Frank Jerome Pearson appeals an order involuntarily committing him as a sexually violent predator under the Jimmy Ryce Act, Part V of chapter 394, Florida Statutes (2002). We affirm.

Defendant-appellant Pearson pled guilty to a series of six sexual batteries which he committed in 1985. Prior to the expiration of his sentences in 2003, the State petitioned to have him involuntarily committed under the Jimmy Ryce Act.

In the commitment proceedings, defendant-appellant Pearson attempted to challenge the constitutionality of the statute. He argued that the conditions at the Florida Civil Commitment Center, which is operated by the Department of Children and Families, are such that the confinement there is punitive incarceration, not civil confinement. He argued that confinement at that institution violates the ex post fac-to, double jeopardy, and due process clauses of the state and federal constitutions. He proffered the facts which he contended would support that conclusion.

The trial court ruled that this claim was not cognizable in a civil commitment proceeding under the Act. The case proceeded to a civil commitment trial at which the jury unanimously found the defendant to be a sexually violent predator. The court committed the defendant to the Department and the defendant has appealed.

We affirm the trial court’s ruling which declined to entertain the constitutional challenge based on the conditions of confinement. The statute contains a specific method for bringing such a challenge, but such a challenge cannot be brought during commitment proceedings. See § 394.9215(2), Fla. Stat. (2002). Our affirmance is without prejudice to the defendant to institute a habeas corpus proceeding under section 394.9215, Florida Statutes. We express no opinion on the merits of any such claim.

The defendant argues that the court erred by rejecting his request for a special jury instruction. The defendant relies on the decision of the United States Supreme Court in Kansas v.

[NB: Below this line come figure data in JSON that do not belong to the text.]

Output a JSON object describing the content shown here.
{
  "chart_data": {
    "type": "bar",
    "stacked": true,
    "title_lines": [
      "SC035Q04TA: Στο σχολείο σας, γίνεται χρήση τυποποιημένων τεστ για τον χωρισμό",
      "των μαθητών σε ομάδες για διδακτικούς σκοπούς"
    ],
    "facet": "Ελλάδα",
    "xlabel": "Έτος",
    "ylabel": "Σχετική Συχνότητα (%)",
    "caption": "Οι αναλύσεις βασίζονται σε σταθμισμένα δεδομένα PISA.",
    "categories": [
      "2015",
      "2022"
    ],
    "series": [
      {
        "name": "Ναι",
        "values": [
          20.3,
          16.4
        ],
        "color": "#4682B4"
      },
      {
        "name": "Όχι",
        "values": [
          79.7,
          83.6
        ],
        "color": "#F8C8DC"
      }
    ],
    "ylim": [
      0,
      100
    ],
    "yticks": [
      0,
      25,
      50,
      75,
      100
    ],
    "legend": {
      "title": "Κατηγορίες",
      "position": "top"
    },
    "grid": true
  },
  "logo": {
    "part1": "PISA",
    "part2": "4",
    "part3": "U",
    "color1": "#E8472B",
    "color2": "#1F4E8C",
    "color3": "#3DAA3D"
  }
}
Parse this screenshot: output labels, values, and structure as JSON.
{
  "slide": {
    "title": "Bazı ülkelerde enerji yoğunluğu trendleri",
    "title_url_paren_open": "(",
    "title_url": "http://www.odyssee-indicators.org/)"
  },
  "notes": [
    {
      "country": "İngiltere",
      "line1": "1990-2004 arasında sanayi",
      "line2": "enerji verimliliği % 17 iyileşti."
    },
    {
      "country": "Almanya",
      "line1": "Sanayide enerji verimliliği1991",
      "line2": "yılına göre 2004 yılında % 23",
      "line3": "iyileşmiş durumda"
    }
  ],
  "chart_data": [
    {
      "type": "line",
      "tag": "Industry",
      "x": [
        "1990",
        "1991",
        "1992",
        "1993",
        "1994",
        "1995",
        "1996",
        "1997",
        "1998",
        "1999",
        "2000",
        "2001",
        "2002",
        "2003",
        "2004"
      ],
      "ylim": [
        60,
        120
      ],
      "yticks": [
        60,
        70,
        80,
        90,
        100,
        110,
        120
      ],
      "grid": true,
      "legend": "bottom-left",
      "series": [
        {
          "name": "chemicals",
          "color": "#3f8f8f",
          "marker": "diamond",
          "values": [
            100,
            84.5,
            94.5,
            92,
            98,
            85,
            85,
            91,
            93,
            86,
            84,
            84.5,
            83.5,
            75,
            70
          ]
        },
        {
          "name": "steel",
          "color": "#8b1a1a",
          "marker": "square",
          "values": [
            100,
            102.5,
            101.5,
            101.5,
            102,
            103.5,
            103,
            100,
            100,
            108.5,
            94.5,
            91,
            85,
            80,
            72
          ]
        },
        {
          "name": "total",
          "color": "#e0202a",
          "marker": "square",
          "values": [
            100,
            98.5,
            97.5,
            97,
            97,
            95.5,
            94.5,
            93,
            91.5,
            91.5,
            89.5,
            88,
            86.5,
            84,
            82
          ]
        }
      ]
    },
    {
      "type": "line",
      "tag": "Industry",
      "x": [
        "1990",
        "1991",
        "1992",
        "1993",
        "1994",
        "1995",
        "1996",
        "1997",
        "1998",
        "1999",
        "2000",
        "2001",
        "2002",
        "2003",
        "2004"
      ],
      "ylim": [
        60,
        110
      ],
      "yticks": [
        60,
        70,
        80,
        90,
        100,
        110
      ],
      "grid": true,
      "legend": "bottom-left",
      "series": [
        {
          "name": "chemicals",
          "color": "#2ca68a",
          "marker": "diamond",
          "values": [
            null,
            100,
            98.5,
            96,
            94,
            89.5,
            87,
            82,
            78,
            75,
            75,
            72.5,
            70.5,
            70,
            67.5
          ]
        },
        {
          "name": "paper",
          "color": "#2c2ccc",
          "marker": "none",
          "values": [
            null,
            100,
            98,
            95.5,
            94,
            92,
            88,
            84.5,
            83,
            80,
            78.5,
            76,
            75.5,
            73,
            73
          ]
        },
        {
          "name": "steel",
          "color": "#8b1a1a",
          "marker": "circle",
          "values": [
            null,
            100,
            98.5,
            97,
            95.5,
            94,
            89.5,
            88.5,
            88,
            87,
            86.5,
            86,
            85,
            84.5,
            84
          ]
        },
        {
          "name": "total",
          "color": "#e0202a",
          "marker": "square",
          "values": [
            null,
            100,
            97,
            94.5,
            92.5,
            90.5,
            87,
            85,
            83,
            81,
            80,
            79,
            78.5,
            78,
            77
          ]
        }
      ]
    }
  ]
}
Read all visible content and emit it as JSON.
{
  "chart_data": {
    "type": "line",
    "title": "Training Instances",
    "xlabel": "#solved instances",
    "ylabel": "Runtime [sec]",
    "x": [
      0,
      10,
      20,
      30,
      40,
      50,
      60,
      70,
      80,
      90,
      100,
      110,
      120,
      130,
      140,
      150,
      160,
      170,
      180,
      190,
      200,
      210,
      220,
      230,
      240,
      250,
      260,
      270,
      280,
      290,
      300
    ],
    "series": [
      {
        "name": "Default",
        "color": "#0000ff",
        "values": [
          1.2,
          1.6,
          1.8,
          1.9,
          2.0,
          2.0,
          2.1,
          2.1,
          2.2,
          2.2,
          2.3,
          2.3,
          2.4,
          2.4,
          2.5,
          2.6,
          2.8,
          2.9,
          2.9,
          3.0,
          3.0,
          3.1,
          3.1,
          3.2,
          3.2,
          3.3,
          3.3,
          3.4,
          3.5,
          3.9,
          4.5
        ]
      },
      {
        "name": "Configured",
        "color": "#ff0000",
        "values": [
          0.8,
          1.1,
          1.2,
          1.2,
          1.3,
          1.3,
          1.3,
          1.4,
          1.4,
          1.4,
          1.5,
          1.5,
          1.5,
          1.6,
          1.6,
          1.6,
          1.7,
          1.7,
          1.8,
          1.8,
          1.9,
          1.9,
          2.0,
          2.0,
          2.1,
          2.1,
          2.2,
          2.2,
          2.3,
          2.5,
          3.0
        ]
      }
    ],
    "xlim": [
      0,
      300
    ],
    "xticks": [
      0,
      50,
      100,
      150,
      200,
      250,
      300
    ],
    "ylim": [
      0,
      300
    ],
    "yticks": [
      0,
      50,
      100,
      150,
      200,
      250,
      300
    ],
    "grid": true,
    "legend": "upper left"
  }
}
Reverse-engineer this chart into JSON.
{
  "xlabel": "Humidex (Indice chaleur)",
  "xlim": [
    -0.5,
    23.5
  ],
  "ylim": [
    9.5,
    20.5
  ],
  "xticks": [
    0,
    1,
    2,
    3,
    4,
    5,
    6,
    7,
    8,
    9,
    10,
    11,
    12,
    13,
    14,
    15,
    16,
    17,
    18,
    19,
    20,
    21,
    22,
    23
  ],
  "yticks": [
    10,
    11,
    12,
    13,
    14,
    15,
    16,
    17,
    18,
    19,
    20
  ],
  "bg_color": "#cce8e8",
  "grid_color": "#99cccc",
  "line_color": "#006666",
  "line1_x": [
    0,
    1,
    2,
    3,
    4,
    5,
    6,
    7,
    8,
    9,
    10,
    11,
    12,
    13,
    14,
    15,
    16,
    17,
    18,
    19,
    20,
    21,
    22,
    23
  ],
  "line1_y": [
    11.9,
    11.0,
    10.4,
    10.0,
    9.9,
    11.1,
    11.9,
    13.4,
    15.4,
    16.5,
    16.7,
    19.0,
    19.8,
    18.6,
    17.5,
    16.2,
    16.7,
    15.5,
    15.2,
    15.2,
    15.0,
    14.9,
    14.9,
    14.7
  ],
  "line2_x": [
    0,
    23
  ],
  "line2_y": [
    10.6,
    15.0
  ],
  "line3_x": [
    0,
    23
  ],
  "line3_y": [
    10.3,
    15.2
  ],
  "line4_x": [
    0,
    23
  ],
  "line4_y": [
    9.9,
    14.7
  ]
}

Crane, 534 U.S. 407, 122 S.Ct. 867, 151 L.Ed.2d 856 (2002), in which the court ruled that in commitment proceedings of this type, *112“there must be proof of serious difficulty-in controlling behavior.” Id. at 418, 122 S.Ct. 867. The State opposed the request, arguing that under Westerheide v. State, 881 So.2d 93 (Fla.2002), the standard jury instruction is sufficient. The court denied the request for the special jury instruction.

There is a conflict between the district courts of appeal on this issue. Compare In re Commitment of Allen, 870 So.2d 168 (Fla. 2d DCA 2004), and Hale v. State, 834 So.2d 254 (Fla. 2d DCA 2002), review granted sub nom. State v. White, 859 So.2d 515 (Fla.2003) with White v. State, 826 So.2d 1043 (Fla. 1st DCA 2002), review granted, 859 So.2d 515 (Fla.2003).

We follow Allen and Hale, and affirm the trial court’s ruling. We certify the same question of great public importance that the Second District certified in Allen:

MAY AN INDIVIDUAL BE COMMITTED UNDER THE JIMMY RYCE ACT IN THE ABSENCE OF A JURY INSTRUCTION THAT THE STATE MUST PROVE THAT THE INDIVIDUAL HAS SERIOUS DIFFICULTY IN CONTROLLING HIS OR HER DANGEROUS BEHAVIOR?

Allen, 870 So.2d at 169.

Affirmed; question of great public importance certified.*

We express no opinion on the exact wording of the defendant’s proposed special jury instruction. In the trial court, the State's objection was that the defendant was not entitled to have any special instruction at all. Should it be determined that the defendant is entitled to a special instruction, any objections to the wording of the instruction can be considered in further proceedings.